The Department of Oral and Maxillofacial Surgery, School and Hospital of Stomatology, Wuhan University, Wuhan, China.
BMC Oral Health. 2022 Mar 13;22(1):69. doi: 10.1186/s12903-022-02074-9.
Uncontrollable bleeding after tooth extraction usually occurs in patients with coagulation diseases, including hemophilia, von Willebrand's disease, vitamin K deficiency, platelet deficiency, and taking anticoagulant drugs. Hemophilia A is an X-linked recessive disorder caused by insufficiency of coagulation factor VIII. Mild hemophilia, defined by factor level between 0.05 and 0.40 IU/mL, is characterized by uncontrollable hemorrhage after trauma or invasive operations. Some mild hemophiliacs may remain undiagnosed until late adulthood. Therefore, surgical management of these patients may be relatively neglected. These case reports describe two uncontrollable bleeding patients with unknown mild hemophilia A after tooth extraction.
This paper reports 2 cases of persistent bleeding after tooth extraction under local anesthesia which could not be completely stopped by routine treatments. Both of them denied prior illness and injury, allergies, anticoagulant medication history, systemic and family illness. The APTT and other coagulation screening tests of the two patients before surgery were normal. Finally, they were diagnosed with mild hemophilia A via coagulation factor assays. The patients acquired complete hemostasis by receiving coagulation factor supplement therapy in hematologic department.
Mild hemophilia is marked by subclinical, asymptomatic and even normal coagulation test results. The purpose of these case reports is to bring dental professionals' attention that APTT test alone cannot be used to exclude mild hemophilia, and provide reasonable evaluation and treatment procedures of bleeding patients after tooth extraction.
拔牙后无法控制的出血通常发生在患有凝血疾病的患者中,包括血友病、血管性血友病、维生素 K 缺乏症、血小板减少症和服用抗凝药物的患者。

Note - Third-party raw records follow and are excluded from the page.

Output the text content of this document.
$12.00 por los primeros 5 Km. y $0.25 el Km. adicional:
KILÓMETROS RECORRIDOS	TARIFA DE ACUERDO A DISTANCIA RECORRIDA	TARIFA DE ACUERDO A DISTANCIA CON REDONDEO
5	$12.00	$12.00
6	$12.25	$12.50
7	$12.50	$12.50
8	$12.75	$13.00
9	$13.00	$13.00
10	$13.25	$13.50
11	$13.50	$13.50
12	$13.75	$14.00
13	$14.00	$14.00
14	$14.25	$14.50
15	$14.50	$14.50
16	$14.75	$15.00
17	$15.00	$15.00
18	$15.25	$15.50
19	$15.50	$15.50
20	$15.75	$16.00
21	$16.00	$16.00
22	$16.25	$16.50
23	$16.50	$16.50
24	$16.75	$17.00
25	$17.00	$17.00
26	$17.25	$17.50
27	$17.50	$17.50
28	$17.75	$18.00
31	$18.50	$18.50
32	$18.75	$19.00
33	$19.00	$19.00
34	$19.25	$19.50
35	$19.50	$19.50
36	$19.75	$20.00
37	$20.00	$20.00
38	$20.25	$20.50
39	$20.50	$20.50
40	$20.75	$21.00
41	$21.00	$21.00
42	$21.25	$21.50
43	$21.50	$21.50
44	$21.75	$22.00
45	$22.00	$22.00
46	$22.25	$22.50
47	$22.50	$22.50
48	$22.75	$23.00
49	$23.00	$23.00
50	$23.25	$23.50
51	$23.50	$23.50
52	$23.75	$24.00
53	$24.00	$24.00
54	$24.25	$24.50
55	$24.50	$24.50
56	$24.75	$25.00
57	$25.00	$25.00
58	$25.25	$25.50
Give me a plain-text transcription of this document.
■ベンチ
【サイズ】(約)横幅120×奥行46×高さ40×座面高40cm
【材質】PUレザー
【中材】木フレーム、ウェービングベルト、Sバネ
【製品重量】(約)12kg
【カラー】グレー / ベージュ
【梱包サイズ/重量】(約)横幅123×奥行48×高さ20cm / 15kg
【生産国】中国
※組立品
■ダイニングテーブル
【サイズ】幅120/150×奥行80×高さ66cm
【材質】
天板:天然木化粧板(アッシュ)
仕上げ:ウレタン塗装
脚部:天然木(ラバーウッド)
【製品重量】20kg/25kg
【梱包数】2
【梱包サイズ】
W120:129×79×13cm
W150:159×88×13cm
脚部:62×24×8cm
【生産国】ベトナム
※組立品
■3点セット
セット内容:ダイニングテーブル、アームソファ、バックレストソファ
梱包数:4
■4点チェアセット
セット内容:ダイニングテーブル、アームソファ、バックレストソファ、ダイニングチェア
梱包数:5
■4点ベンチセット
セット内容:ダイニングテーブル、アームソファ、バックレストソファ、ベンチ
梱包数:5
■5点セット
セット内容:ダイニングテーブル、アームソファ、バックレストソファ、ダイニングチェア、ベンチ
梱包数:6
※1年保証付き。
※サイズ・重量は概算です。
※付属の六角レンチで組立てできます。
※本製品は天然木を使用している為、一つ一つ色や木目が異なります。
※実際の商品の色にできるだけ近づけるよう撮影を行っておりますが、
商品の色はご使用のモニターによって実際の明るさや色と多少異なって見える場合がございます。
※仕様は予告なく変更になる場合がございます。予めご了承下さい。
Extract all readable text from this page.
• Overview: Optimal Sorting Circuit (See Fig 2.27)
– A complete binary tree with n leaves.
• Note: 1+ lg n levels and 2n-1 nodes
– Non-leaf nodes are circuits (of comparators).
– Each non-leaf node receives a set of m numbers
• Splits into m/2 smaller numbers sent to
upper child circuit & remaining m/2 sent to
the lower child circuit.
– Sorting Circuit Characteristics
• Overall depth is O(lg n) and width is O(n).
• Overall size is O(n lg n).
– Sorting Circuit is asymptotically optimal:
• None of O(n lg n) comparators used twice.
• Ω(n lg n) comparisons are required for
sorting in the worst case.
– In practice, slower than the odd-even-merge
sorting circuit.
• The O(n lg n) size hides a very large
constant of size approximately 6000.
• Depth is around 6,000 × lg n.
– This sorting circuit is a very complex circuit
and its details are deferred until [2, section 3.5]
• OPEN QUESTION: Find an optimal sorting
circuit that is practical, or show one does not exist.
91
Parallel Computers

血友病 A 是一种由凝血因子 VIII 不足引起的 X 连锁隐性遗传病。轻度血友病的定义为因子水平在 0.05 至 0.40 IU/mL 之间,其特征是在创伤或侵入性操作后出现无法控制的出血。一些轻度血友病患者可能直到成年后期才被诊断出来。因此,这些患者的手术管理可能相对被忽视。这些病例报告描述了 2 例在局部麻醉下拔牙后出现无法控制的出血且常规治疗无法完全止血的轻度血友病 A 患者。
本文报告了 2 例在局部麻醉下拔牙后持续出血的病例,常规治疗无法完全止血。他们均否认有既往病史和损伤、过敏、抗凝药物史、系统性和家族性疾病。这 2 例患者术前 APTT 和其他凝血筛选试验均正常。最终通过凝血因子检测诊断为轻度血友病 A。患者在血液科接受凝血因子补充治疗后获得完全止血。
轻度血友病的特点是亚临床、无症状甚至正常的凝血试验结果。这些病例报告的目的是引起牙科专业人员的注意,即单独的 APTT 测试不能用于排除轻度血友病,并为拔牙后出血患者提供合理的评估和治疗程序。